In Asia, the study authors estimate that the market will remain stagnant in 2022, which represents a more than abrupt slowdown after the 7% pull that was experienced last year.
This has to do with the very modest increase of 1% in China, due in part to the confinements and restrictions due to the “zero covid” policy imposed by the Beijing authorities.
North America is proving to be one of the few regions where demand is rising this year, despite the fact that prices there have also shot up to levels not seen since 2008. But that is largely due to the dynamics of production, which is going to increase by 4% in 2022 and 3% in 2023.
Global market stagnation in 2023
The IEA assumes that the gas market will remain in tension well into 2023. In fact, it anticipates an even lower increase than this year, of only 0.4%, with a new contraction of 4% in Europe .
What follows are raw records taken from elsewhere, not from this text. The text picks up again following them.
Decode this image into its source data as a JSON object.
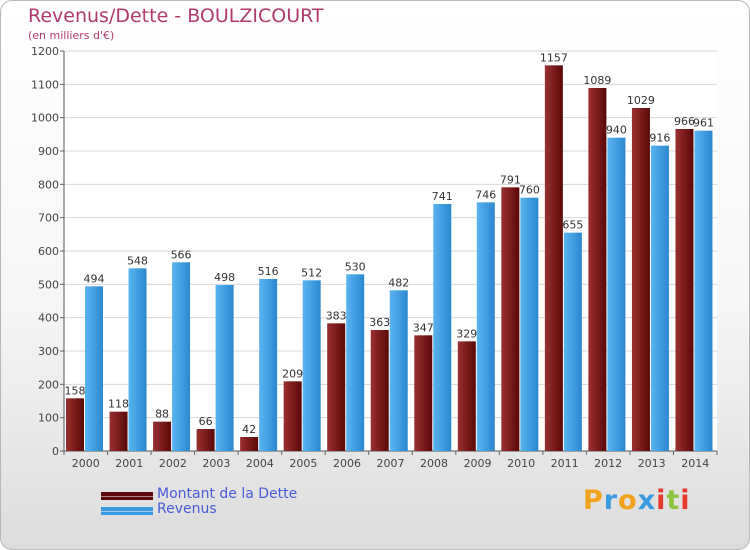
{
  "title": "Revenus/Dette - BOULZICOURT",
  "subtitle": "(en milliers d'€)",
  "chart_data": {
    "type": "bar",
    "categories": [
      "2000",
      "2001",
      "2002",
      "2003",
      "2004",
      "2005",
      "2006",
      "2007",
      "2008",
      "2009",
      "2010",
      "2011",
      "2012",
      "2013",
      "2014"
    ],
    "series": [
      {
        "name": "Montant de la Dette",
        "color": "#7a1a1a",
        "values": [
          158,
          118,
          88,
          66,
          42,
          209,
          383,
          363,
          347,
          329,
          791,
          1157,
          1089,
          1029,
          966
        ]
      },
      {
        "name": "Revenus",
        "color": "#3a9be0",
        "values": [
          494,
          548,
          566,
          498,
          516,
          512,
          530,
          482,
          741,
          746,
          760,
          655,
          940,
          916,
          961
        ]
      }
    ],
    "ylim": [
      0,
      1200
    ],
    "yticks": [
      0,
      100,
      200,
      300,
      400,
      500,
      600,
      700,
      800,
      900,
      1000,
      1100,
      1200
    ],
    "xlabel": "",
    "ylabel": "",
    "grid": true,
    "legend_position": "bottom-left"
  },
  "legend": [
    {
      "label": "Montant de la Dette",
      "swatch_color": "#5a0a0a",
      "text_color": "#4a5ad8"
    },
    {
      "label": "Revenus",
      "swatch_color": "#3a9be0",
      "text_color": "#4a5ad8"
    }
  ],
  "logo": {
    "letters": [
      "P",
      "r",
      "o",
      "x",
      "i",
      "t",
      "i"
    ],
    "colors": [
      "#f2a31b",
      "#3a9be0",
      "#f2a31b",
      "#3a9be0",
      "#e53a2b",
      "#8cc63f",
      "#e53a2b"
    ]
  }
}
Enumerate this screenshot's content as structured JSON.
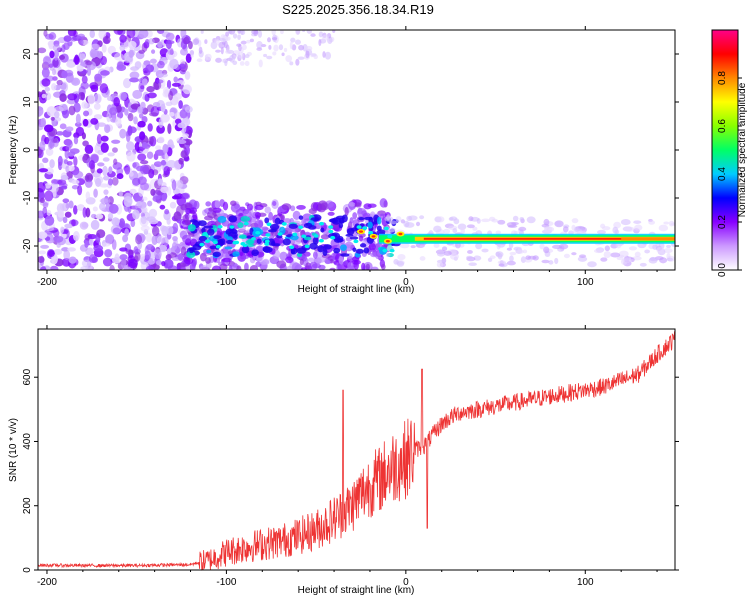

In his report, he elaborates several crisis scenarios in the event that Russia completely cut off supplies to the European Union. Warns that if that happens after November 1, although the level of reserves is currently around 90%, that percentage could fall below 20% and that assuming that the EU will receive a high level of supply per ship of liquefied natural gas (LNG).
In the event that the arrival of methane tankers was not so fluid, reserves would remain around 5%, which makes supply cuts plausible if the winter were cold.
Preventing this black scenario and keeping reserves at a level of 25% would need to reduce demand this winter by 9% compared to the last five years and by 13% to guarantee a more comfortable level of 33%.